План путешествия содержал три важных пункта: пройти по Венерну, по Балтийскому морю и по Большому Бельту в Дании. Сейчас предстояло совершить подвиг номер один, но более неблагоприятной обстановки для этого было не придумать. Ветер, дождь и туман – эти три явления погоды редко бывают одновременно, а сегодня все они энергично сопротивлялись мне, хотя любого из них уже хватило бы, чтобы отложить попытку. Поэтому я причалил к берегу там, где мог полчаса поразмыслить с сигарой, посоветоваться с боцманом и подумать над картой. Следовало обсудить вопрос – не глупость ли идти вперед на тридцать миль в этом свистящем тумане и на этом огромном озере?

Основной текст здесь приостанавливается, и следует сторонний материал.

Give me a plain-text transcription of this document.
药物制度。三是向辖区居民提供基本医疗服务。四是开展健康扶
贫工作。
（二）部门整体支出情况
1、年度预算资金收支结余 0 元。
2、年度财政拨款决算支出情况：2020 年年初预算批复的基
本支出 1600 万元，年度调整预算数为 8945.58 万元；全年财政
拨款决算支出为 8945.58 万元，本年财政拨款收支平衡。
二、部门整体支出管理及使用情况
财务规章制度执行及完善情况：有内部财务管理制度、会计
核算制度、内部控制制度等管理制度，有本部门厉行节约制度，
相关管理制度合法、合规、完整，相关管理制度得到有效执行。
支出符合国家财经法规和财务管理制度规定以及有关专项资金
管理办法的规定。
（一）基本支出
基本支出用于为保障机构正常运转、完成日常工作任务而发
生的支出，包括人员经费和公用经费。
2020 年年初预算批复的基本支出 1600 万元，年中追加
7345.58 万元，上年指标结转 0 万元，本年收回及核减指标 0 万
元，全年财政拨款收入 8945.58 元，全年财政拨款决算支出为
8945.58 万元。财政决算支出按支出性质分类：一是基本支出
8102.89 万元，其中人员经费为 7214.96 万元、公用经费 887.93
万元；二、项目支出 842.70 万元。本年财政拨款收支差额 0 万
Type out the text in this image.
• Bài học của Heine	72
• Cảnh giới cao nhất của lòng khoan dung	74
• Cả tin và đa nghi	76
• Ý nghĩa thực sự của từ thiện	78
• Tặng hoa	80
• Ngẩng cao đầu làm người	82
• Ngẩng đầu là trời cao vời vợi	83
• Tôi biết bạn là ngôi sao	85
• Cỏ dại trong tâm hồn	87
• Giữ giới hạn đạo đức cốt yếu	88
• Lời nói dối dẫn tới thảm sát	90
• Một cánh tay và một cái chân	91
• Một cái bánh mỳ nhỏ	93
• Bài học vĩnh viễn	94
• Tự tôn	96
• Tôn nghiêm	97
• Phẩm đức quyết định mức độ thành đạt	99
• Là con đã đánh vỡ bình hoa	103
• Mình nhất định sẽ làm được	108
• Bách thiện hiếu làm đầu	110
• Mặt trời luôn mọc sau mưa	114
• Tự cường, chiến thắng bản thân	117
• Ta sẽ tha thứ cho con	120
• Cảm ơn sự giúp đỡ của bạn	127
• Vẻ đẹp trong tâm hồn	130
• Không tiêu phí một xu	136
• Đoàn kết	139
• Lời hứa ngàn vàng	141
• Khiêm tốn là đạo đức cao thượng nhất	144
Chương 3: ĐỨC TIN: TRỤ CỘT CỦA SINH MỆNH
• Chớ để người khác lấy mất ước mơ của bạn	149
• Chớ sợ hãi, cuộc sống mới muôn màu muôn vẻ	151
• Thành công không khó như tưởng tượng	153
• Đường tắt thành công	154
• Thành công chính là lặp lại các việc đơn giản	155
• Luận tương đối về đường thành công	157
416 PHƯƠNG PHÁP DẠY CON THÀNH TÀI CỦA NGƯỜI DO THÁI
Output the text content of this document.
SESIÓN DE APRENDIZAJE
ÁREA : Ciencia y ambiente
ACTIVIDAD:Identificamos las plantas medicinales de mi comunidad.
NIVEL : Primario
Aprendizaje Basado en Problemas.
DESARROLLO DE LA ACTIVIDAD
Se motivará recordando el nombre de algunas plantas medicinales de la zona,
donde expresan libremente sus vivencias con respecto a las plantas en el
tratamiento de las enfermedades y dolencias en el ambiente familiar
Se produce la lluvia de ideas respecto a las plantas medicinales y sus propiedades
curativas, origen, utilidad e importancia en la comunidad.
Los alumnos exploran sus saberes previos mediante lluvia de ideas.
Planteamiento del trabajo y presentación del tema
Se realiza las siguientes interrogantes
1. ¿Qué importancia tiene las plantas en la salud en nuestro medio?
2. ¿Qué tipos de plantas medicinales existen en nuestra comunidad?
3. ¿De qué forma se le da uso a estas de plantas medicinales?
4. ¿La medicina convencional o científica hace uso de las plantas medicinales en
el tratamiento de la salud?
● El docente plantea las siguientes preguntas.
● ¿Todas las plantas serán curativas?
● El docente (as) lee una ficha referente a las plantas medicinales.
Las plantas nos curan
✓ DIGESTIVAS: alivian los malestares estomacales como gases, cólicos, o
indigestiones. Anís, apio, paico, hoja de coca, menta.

Тем временем тускло-серый горизонт совсем потемнел от туч, и пришлось искать убежища, пока ярость шквала изливалась на скалы надо мной. Затем появилось яркое солнце, и снова еще одно зловещее облако… Я решил остановиться пообедать в ближайшем доме. Но это была жалкая хижина, и у бедняка в ней не было хлеба. Теперь, с такой задержкой, первоначальный план выглядел совсем неважно. Мы направились к другому острову, близкому к узкому проливу Асунда, где был виден еще один дом, последний, который можно было встретить в течение многих часов. В бедной рыбацкой хижине оказались двое рыбаков и румяный мальчик, которые ели руками рыбу и картошку, а рядом сидела женщина с грязным младенцем, которого она осыпала поцелуями.
Я достал пакетик с сахаром и дал ребенку; его мама принесла хлеба, и я присоединился к трапезе у деревянной миски с картошкой, сварил кофе у огня, сделал набросок и дал ей немного лучшего риса от Фортнэма и Мейсона, зажег восковую спичку и дал две мальчику – в общем, вел себя любезно. Это был первый случай, когда мне встретились люди, которые не умели читать, справившись только с «расшифровкой» аверса монеты. Я поблагодарил всех и двинулся дальше; не стал только целовать ребенка.
И снова вперед, в падающие волны! Как весело движение с порывом, и крики морских птиц, и белые от пены черные скалы кругом. Какой другой способ путешествия даст такие впечатления? Многочисленные острова вскоре стали настолько запутанными, что мне пришлось высаживаться сначала на остров Санде, а затем на несколько других, взбираясь каждый раз на какую-нибудь вершину, чтобы посмотреть, куда следует двигаться. Думаю, что маленький компас был бы здесь бесполезен (а большой я не мог себе позволить носить с собой), потому что острова, тесно прижавшиеся друг к другу,18 мешают вам видеть путь так же, как говорится, что кто-то «не видит за деревьями леса».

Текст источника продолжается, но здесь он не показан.